The queue’s for the banks were a joke…they were so long. I found out that everyone in Antigua get paid by cheques as they don’t have a direct debit policy from work so every Fri the locals would queue up to deposit their cheques. We had learnt how to tell if a mayan girl was single or married by the type of skirt she was wearing…refer to pictures for this. The main area that the locals would hang out was ‘Parque Central’. A very cool square that was surrounded by cafes, restaurants, churches etc it reminded me of a mixture of Leicester square and Covent gardens. There was only 1 supermarket in Antigua but had many Tiendra (newsagents). We went to the local market, which was crazy it was what you would imagine a market to be like in Central America. Full of colour, a variety of everything ie chilly, pulses, fruits, smell of Bar-B-Q food, locals shouting out daily deals I also realised that the main craze at the moment here is the Smurfs.
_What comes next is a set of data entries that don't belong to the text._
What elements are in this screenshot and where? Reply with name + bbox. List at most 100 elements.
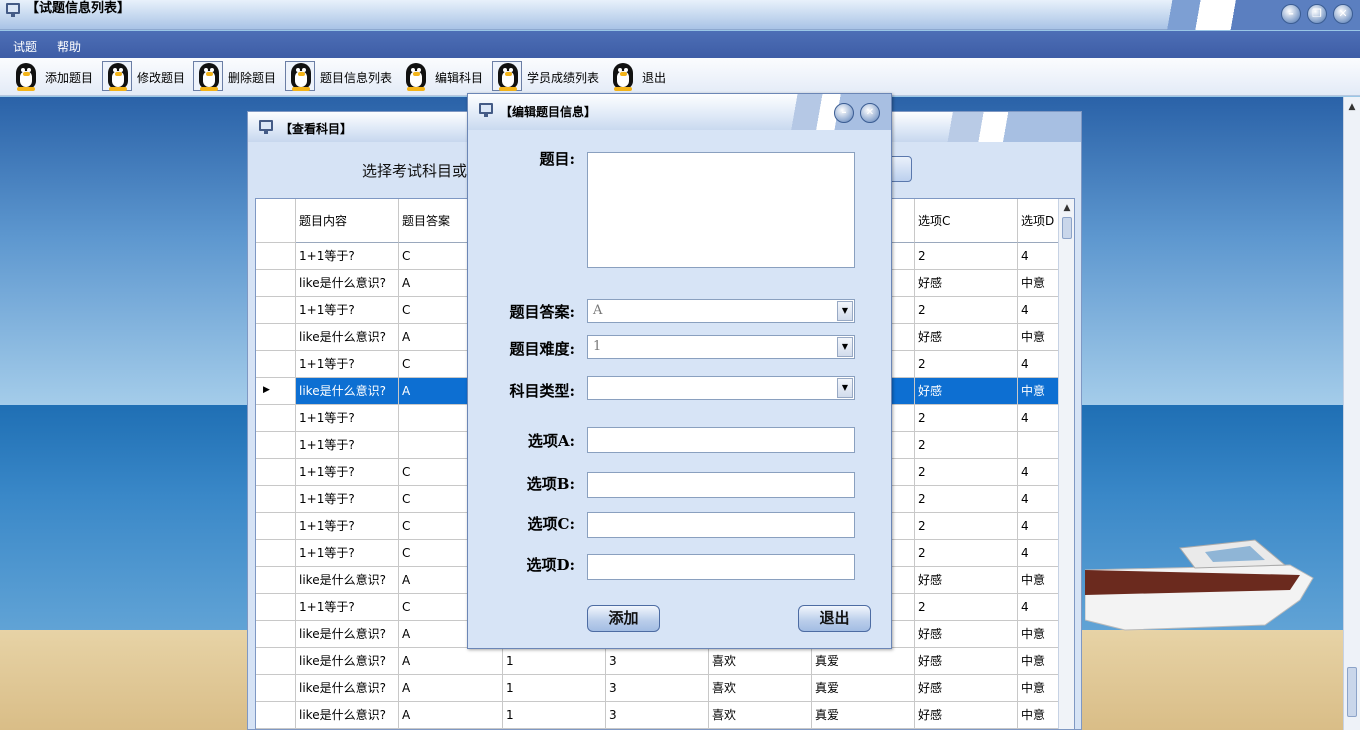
table-row[interactable]: like是什么意识? A 1 3 喜欢 真爱 好感 中意 xyxy=(256,675,1060,702)
close-icon[interactable]: ✕ xyxy=(860,103,880,123)
table-cell[interactable]: 2 xyxy=(915,405,1018,432)
option-a-input[interactable] xyxy=(587,427,855,453)
table-cell[interactable]: A xyxy=(399,648,503,675)
row-header[interactable] xyxy=(256,540,296,567)
row-header[interactable] xyxy=(256,405,296,432)
table-cell[interactable]: 中意 xyxy=(1018,648,1060,675)
minimize-icon[interactable]: – xyxy=(1281,4,1301,24)
table-cell[interactable]: 4 xyxy=(1018,513,1060,540)
table-cell[interactable]: 4 xyxy=(1018,540,1060,567)
table-cell[interactable]: 2 xyxy=(915,513,1018,540)
row-header[interactable] xyxy=(256,324,296,351)
edit-question-button[interactable]: 修改题目 xyxy=(102,61,185,93)
row-header[interactable] xyxy=(256,513,296,540)
difficulty-select[interactable]: 1 ▼ xyxy=(587,335,855,359)
table-cell[interactable]: 好感 xyxy=(915,648,1018,675)
row-header[interactable] xyxy=(256,702,296,729)
column-header[interactable]: 选项D xyxy=(1018,199,1060,243)
table-cell[interactable]: 好感 xyxy=(915,378,1018,405)
table-cell[interactable]: like是什么意识? xyxy=(296,567,399,594)
table-row[interactable]: like是什么意识? A 1 3 喜欢 真爱 好感 中意 xyxy=(256,648,1060,675)
dialog-exit-button[interactable]: 退出 xyxy=(798,605,871,632)
table-cell[interactable]: 中意 xyxy=(1018,324,1060,351)
table-cell[interactable]: 2 xyxy=(915,432,1018,459)
table-cell[interactable]: 3 xyxy=(606,702,709,729)
table-cell[interactable]: 4 xyxy=(1018,459,1060,486)
row-header[interactable] xyxy=(256,351,296,378)
table-cell[interactable]: 喜欢 xyxy=(709,675,812,702)
row-header[interactable] xyxy=(256,486,296,513)
table-cell[interactable]: 1+1等于? xyxy=(296,432,399,459)
table-cell[interactable]: like是什么意识? xyxy=(296,270,399,297)
option-c-input[interactable] xyxy=(587,512,855,538)
minimize-icon[interactable]: – xyxy=(834,103,854,123)
add-button[interactable]: 添加 xyxy=(587,605,660,632)
table-cell[interactable]: 3 xyxy=(606,675,709,702)
option-b-input[interactable] xyxy=(587,472,855,498)
table-cell[interactable]: like是什么意识? xyxy=(296,702,399,729)
table-cell[interactable]: 1+1等于? xyxy=(296,459,399,486)
row-header[interactable] xyxy=(256,648,296,675)
table-cell[interactable]: 2 xyxy=(915,351,1018,378)
table-cell[interactable]: 中意 xyxy=(1018,621,1060,648)
menu-item-questions[interactable]: 试题 xyxy=(13,38,37,55)
table-cell[interactable]: 1 xyxy=(503,648,606,675)
table-cell[interactable]: 真爱 xyxy=(812,648,915,675)
dropdown-arrow-icon[interactable]: ▼ xyxy=(837,337,853,357)
exit-button[interactable]: 退出 xyxy=(607,61,666,93)
scroll-up-icon[interactable]: ▲ xyxy=(1346,100,1358,114)
table-cell[interactable]: 好感 xyxy=(915,702,1018,729)
table-cell[interactable]: 喜欢 xyxy=(709,648,812,675)
table-row[interactable]: like是什么意识? A 1 3 喜欢 真爱 好感 中意 xyxy=(256,702,1060,729)
table-cell[interactable]: 4 xyxy=(1018,351,1060,378)
close-icon[interactable]: ✕ xyxy=(1333,4,1353,24)
row-header[interactable] xyxy=(256,621,296,648)
table-cell[interactable]: 中意 xyxy=(1018,702,1060,729)
menu-item-help[interactable]: 帮助 xyxy=(57,38,81,55)
table-cell[interactable]: 2 xyxy=(915,459,1018,486)
scroll-up-icon[interactable]: ▲ xyxy=(1061,201,1073,215)
table-cell[interactable]: 2 xyxy=(915,243,1018,270)
table-cell[interactable]: 好感 xyxy=(915,567,1018,594)
table-cell[interactable]: like是什么意识? xyxy=(296,324,399,351)
question-list-button[interactable]: 题目信息列表 xyxy=(285,61,392,93)
table-cell[interactable]: like是什么意识? xyxy=(296,621,399,648)
table-cell[interactable]: 好感 xyxy=(915,675,1018,702)
table-cell[interactable]: 4 xyxy=(1018,486,1060,513)
table-cell[interactable]: 好感 xyxy=(915,324,1018,351)
table-cell[interactable]: like是什么意识? xyxy=(296,675,399,702)
scrollbar-thumb[interactable] xyxy=(1347,667,1357,717)
table-cell[interactable]: 1+1等于? xyxy=(296,243,399,270)
table-cell[interactable]: 1+1等于? xyxy=(296,297,399,324)
table-cell[interactable]: 3 xyxy=(606,648,709,675)
table-cell[interactable]: like是什么意识? xyxy=(296,648,399,675)
table-cell[interactable] xyxy=(1018,432,1060,459)
row-header[interactable] xyxy=(256,270,296,297)
row-header[interactable] xyxy=(256,297,296,324)
row-header[interactable] xyxy=(256,432,296,459)
column-header[interactable]: 题目内容 xyxy=(296,199,399,243)
edit-subject-button[interactable]: 编辑科目 xyxy=(400,61,483,93)
row-header[interactable] xyxy=(256,675,296,702)
table-cell[interactable]: 1+1等于? xyxy=(296,540,399,567)
table-cell[interactable]: 中意 xyxy=(1018,378,1060,405)
table-cell[interactable]: 1+1等于? xyxy=(296,405,399,432)
table-cell[interactable]: 真爱 xyxy=(812,702,915,729)
table-cell[interactable]: 4 xyxy=(1018,594,1060,621)
row-header[interactable] xyxy=(256,594,296,621)
table-cell[interactable]: 4 xyxy=(1018,405,1060,432)
student-scores-button[interactable]: 学员成绩列表 xyxy=(492,61,599,93)
table-cell[interactable]: 1+1等于? xyxy=(296,486,399,513)
table-cell[interactable]: 真爱 xyxy=(812,675,915,702)
table-cell[interactable]: 2 xyxy=(915,297,1018,324)
add-question-button[interactable]: 添加题目 xyxy=(10,61,93,93)
table-cell[interactable]: 中意 xyxy=(1018,567,1060,594)
row-header[interactable] xyxy=(256,243,296,270)
table-cell[interactable]: 2 xyxy=(915,594,1018,621)
table-cell[interactable]: A xyxy=(399,675,503,702)
table-cell[interactable]: 1 xyxy=(503,675,606,702)
table-cell[interactable]: 中意 xyxy=(1018,270,1060,297)
row-header[interactable] xyxy=(256,567,296,594)
dropdown-arrow-icon[interactable]: ▼ xyxy=(837,378,853,398)
table-cell[interactable]: 2 xyxy=(915,486,1018,513)
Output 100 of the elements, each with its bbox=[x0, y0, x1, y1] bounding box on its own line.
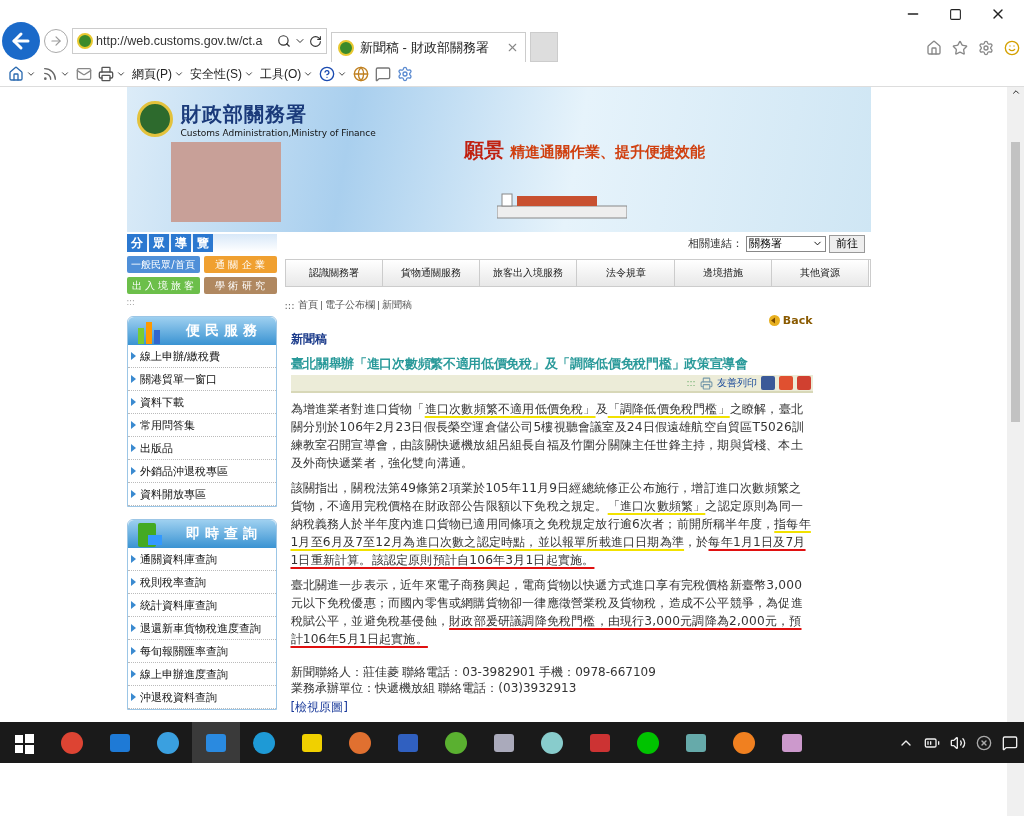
caret-icon bbox=[116, 69, 126, 79]
close-circle-icon[interactable] bbox=[976, 734, 992, 751]
sidebar-link[interactable]: 沖退稅資料查詢 bbox=[127, 686, 276, 709]
notification-icon[interactable] bbox=[1002, 734, 1018, 751]
volume-icon[interactable] bbox=[950, 734, 966, 751]
sidebar-link[interactable]: 外銷品沖退稅專區 bbox=[127, 460, 276, 483]
site-name: 財政部關務署 bbox=[180, 101, 308, 128]
sidebar-link[interactable]: 資料下載 bbox=[127, 391, 276, 414]
triangle-icon bbox=[130, 670, 136, 678]
print-icon[interactable] bbox=[98, 66, 114, 82]
section-heading: 新聞稿 bbox=[290, 331, 328, 348]
breadcrumb-link[interactable]: 電子公布欄 bbox=[324, 298, 375, 312]
share-icon[interactable] bbox=[778, 376, 793, 390]
scrollbar-thumb[interactable] bbox=[1011, 142, 1020, 422]
related-links-label: 相關連結： bbox=[687, 236, 743, 251]
site-favicon-icon bbox=[338, 39, 354, 56]
triangle-icon bbox=[130, 421, 136, 429]
toolbar-menu[interactable]: 工具(O) bbox=[260, 65, 314, 83]
caret-icon bbox=[26, 69, 36, 79]
triangle-icon bbox=[130, 352, 136, 360]
guide-title-char: 覽 bbox=[192, 234, 213, 252]
emblem-icon bbox=[136, 101, 173, 137]
scrollbar[interactable] bbox=[1007, 87, 1024, 816]
back-button[interactable] bbox=[2, 22, 40, 60]
triangle-icon bbox=[130, 555, 136, 563]
notebook-icon bbox=[135, 521, 162, 547]
sidebar-link[interactable]: 出版品 bbox=[127, 437, 276, 460]
toolbar-menu[interactable]: 網頁(P) bbox=[132, 65, 184, 83]
share-icon[interactable] bbox=[796, 376, 811, 390]
sidebar-link[interactable]: 稅則稅率查詢 bbox=[127, 571, 276, 594]
favorites-icon[interactable] bbox=[952, 40, 968, 56]
settings-icon[interactable] bbox=[978, 40, 994, 56]
caret-icon bbox=[244, 69, 254, 79]
contact-line: 新聞聯絡人：莊佳菱 聯絡電話：03-3982901 手機：0978-667109 bbox=[290, 664, 657, 680]
nav-tab[interactable]: 認識關務署 bbox=[285, 260, 383, 286]
sidebar-link[interactable]: 退還新車貨物稅進度查詢 bbox=[127, 617, 276, 640]
guide-title-char: 分 bbox=[126, 234, 147, 252]
dots-marker: ::: bbox=[126, 298, 136, 304]
triangle-icon bbox=[130, 467, 136, 475]
note-icon[interactable] bbox=[375, 66, 392, 82]
breadcrumb-link[interactable]: 首頁 bbox=[297, 298, 318, 312]
browser-tab[interactable]: 新聞稿 - 財政部關務署 bbox=[331, 32, 526, 62]
home-icon[interactable] bbox=[926, 40, 942, 56]
nav-tab[interactable]: 邊境措施 bbox=[674, 260, 773, 286]
search-icon[interactable] bbox=[277, 34, 291, 48]
arrow-left-icon bbox=[768, 315, 780, 326]
related-links-select[interactable]: 關務署 bbox=[745, 235, 826, 252]
guide-title-char: 導 bbox=[170, 234, 191, 252]
triangle-icon bbox=[130, 444, 136, 452]
article-title: 臺北關舉辦「進口次數頻繁不適用低價免稅」及「調降低價免稅門檻」政策宣導會 bbox=[290, 356, 749, 373]
slogan: 精進通關作業、提升便捷效能 bbox=[509, 143, 705, 162]
triangle-icon bbox=[130, 624, 136, 632]
share-icon[interactable] bbox=[760, 376, 775, 390]
triangle-icon bbox=[130, 647, 136, 655]
print-link[interactable]: 友善列印 bbox=[716, 376, 757, 390]
nav-tab[interactable]: 其他資源 bbox=[772, 260, 870, 286]
caret-icon bbox=[174, 69, 184, 79]
site-name-english: Customs Administration,Ministry of Finance bbox=[180, 128, 376, 138]
feed-icon[interactable] bbox=[42, 66, 58, 82]
breadcrumb-link[interactable]: 新聞稿 bbox=[381, 298, 412, 312]
triangle-icon bbox=[130, 375, 136, 383]
breadcrumb-marker: ::: bbox=[284, 299, 295, 311]
article-paragraph: 臺北關進一步表示，近年來電子商務興起，電商貨物以快遞方式進口享有完稅價格新臺幣3,000元以下免稅優惠；而國內零售或網購貨物卻一律應徵營業稅及貨物稅，造成不公平競爭，為促進稅賦公平，並避免稅基侵蝕，財政部爰研議調降免稅門檻，由現行3,000元調降為2,000元，預計106年5月1日起實施。 bbox=[290, 577, 804, 648]
triangle-icon bbox=[130, 693, 136, 701]
chevron-up-icon[interactable] bbox=[1010, 87, 1021, 97]
arrow-right-icon bbox=[49, 34, 63, 48]
triangle-icon bbox=[130, 578, 136, 586]
home-icon[interactable] bbox=[8, 66, 24, 82]
sidebar-link[interactable]: 線上申辦進度查詢 bbox=[127, 663, 276, 686]
gear-icon[interactable] bbox=[397, 66, 414, 82]
guide-title-char: 眾 bbox=[148, 234, 169, 252]
refresh-icon[interactable] bbox=[309, 34, 322, 48]
triangle-icon bbox=[130, 601, 136, 609]
caret-icon bbox=[303, 69, 314, 79]
go-button[interactable]: 前往 bbox=[828, 234, 865, 253]
triangle-icon bbox=[130, 398, 136, 406]
nav-tab[interactable]: 貨物通關服務 bbox=[382, 260, 481, 286]
sidebar-link[interactable]: 線上申辦/繳稅費 bbox=[127, 345, 276, 368]
back-link[interactable]: Back bbox=[768, 314, 813, 327]
view-original-link[interactable]: [檢視原圖] bbox=[290, 699, 813, 716]
sidebar-link[interactable]: 每旬報關匯率查詢 bbox=[127, 640, 276, 663]
sidebar-link[interactable]: 資料開放專區 bbox=[127, 483, 276, 506]
contact-line: 業務承辦單位：快遞機放組 聯絡電話：(03)3932913 bbox=[290, 680, 578, 696]
maximize-icon[interactable] bbox=[949, 7, 962, 21]
sidebar-title: 便民服務 bbox=[185, 322, 262, 340]
toolbar-menu[interactable]: 安全性(S) bbox=[190, 65, 254, 83]
sidebar-title: 即時查詢 bbox=[185, 525, 262, 543]
help-icon[interactable] bbox=[319, 66, 336, 82]
nav-tab[interactable]: 旅客出入境服務 bbox=[480, 260, 578, 286]
sidebar-link[interactable]: 統計資料庫查詢 bbox=[127, 594, 276, 617]
nav-tab[interactable]: 法令規章 bbox=[577, 260, 675, 286]
article-paragraph: 該關指出，關稅法第49條第2項業於105年11月9日經總統修正公布施行，增訂進口次數頻繁之貨物，不適用完稅價格在財政部公告限額以下免稅之規定。「進口次數頻繁」之認定原則為同一納稅義務人於半年度內進口貨物已適用同條項之免稅規定放行逾6次者；前開所稱半年度，指每年1月至6月及7至12月為進口次數之認定時點，並以報單所載進口日期為準，於每年1月1日及7月1日重新計算。該認定原則預計自106年3月1日起實施。 bbox=[290, 480, 812, 569]
sidebar-link[interactable]: 常用問答集 bbox=[127, 414, 276, 437]
address-field[interactable]: http://web.customs.gov.tw/ct.a bbox=[72, 28, 327, 54]
caret-icon bbox=[337, 69, 348, 79]
globe-icon[interactable] bbox=[353, 66, 370, 82]
sidebar-link[interactable]: 通關資料庫查詢 bbox=[127, 548, 276, 571]
site-favicon-icon bbox=[77, 33, 93, 49]
mail-icon[interactable] bbox=[76, 66, 92, 82]
sidebar-link[interactable]: 關港貿單一窗口 bbox=[127, 368, 276, 391]
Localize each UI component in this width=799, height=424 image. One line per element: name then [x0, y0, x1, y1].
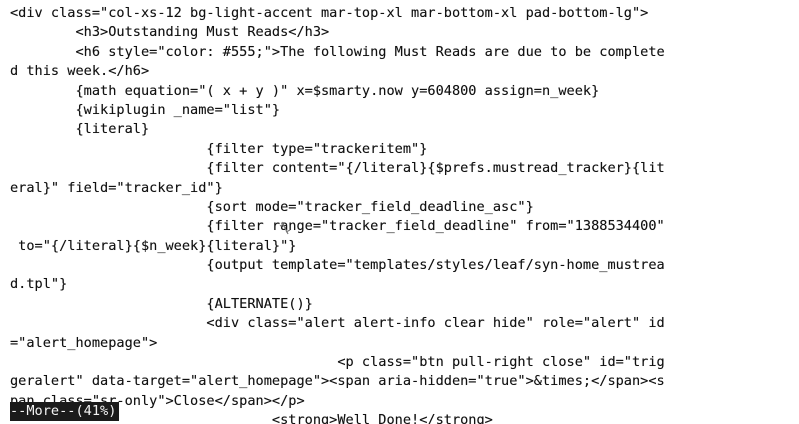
output-line: eral}" field="tracker_id"} — [10, 179, 223, 196]
terminal-window[interactable]: <div class="col-xs-12 bg-light-accent ma… — [0, 0, 799, 424]
output-line: pan class="sr-only">Close</span></p> — [10, 392, 305, 409]
output-line: <strong>Well Done!</strong> — [10, 412, 493, 424]
output-line: {filter content="{/literal}{$prefs.mustr… — [10, 160, 665, 177]
output-line: geralert" data-target="alert_homepage"><… — [10, 373, 665, 390]
output-line: {filter range="tracker_field_deadline" f… — [10, 218, 665, 235]
output-line: d.tpl"} — [10, 276, 68, 293]
output-line: <div class="alert alert-info clear hide"… — [10, 315, 665, 332]
output-line: {wikiplugin _name="list"} — [10, 101, 281, 118]
output-line: to="{/literal}{$n_week}{literal}"} — [10, 237, 297, 254]
pager-output: <div class="col-xs-12 bg-light-accent ma… — [10, 4, 790, 424]
i-beam-cursor-icon — [279, 221, 291, 235]
output-line: <h3>Outstanding Must Reads</h3> — [10, 24, 330, 41]
output-line: {sort mode="tracker_field_deadline_asc"} — [10, 198, 534, 215]
output-line: {filter type="trackeritem"} — [10, 140, 428, 157]
output-line: <h6 style="color: #555;">The following M… — [10, 43, 665, 60]
more-prompt[interactable]: --More--(41%) — [10, 402, 120, 421]
output-line: {ALTERNATE()} — [10, 295, 313, 312]
output-line: {literal} — [10, 121, 150, 138]
output-line: ="alert_homepage"> — [10, 334, 158, 351]
output-line: <div class="col-xs-12 bg-light-accent ma… — [10, 5, 649, 21]
output-line: d this week.</h6> — [10, 63, 150, 80]
output-line: {math equation="( x + y )" x=$smarty.now… — [10, 82, 600, 99]
output-line: {output template="templates/styles/leaf/… — [10, 257, 665, 274]
output-line: <p class="btn pull-right close" id="trig — [10, 354, 665, 371]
During our stay in Antigua we visited Lago de Aititan a lake that is surrounded by remote vilages. We had to get to a place called Panajachel where we had to get a speed boat to the island. Our 1st stop was a place called San Marcos you could hear prayers through speakers throughout the village. It had a really nice relaxed feel to it a no wonder it is best known for its mediation retreats. An extremely small population, they basically had one store for all conveniences. We chilled here for an hour and moved on to San Juan. This for me was an artist hub the minute we walked towards the town we were bombarded with loads of very cool art stores that were selling local paintings. These painting were full of bright colours depicting the culture of everyday chores to dream-like imagery. We also came across very cool stores that looked like they came out from Lord of the Rings where the goblets lived in hahah. Next stop was San Pedro. This village was the biggest out of all of them and the cheapest. There was plenty of traditional dress and the daily agriculture of coffee to be seen. This was out last stop before we headed back to Antigua.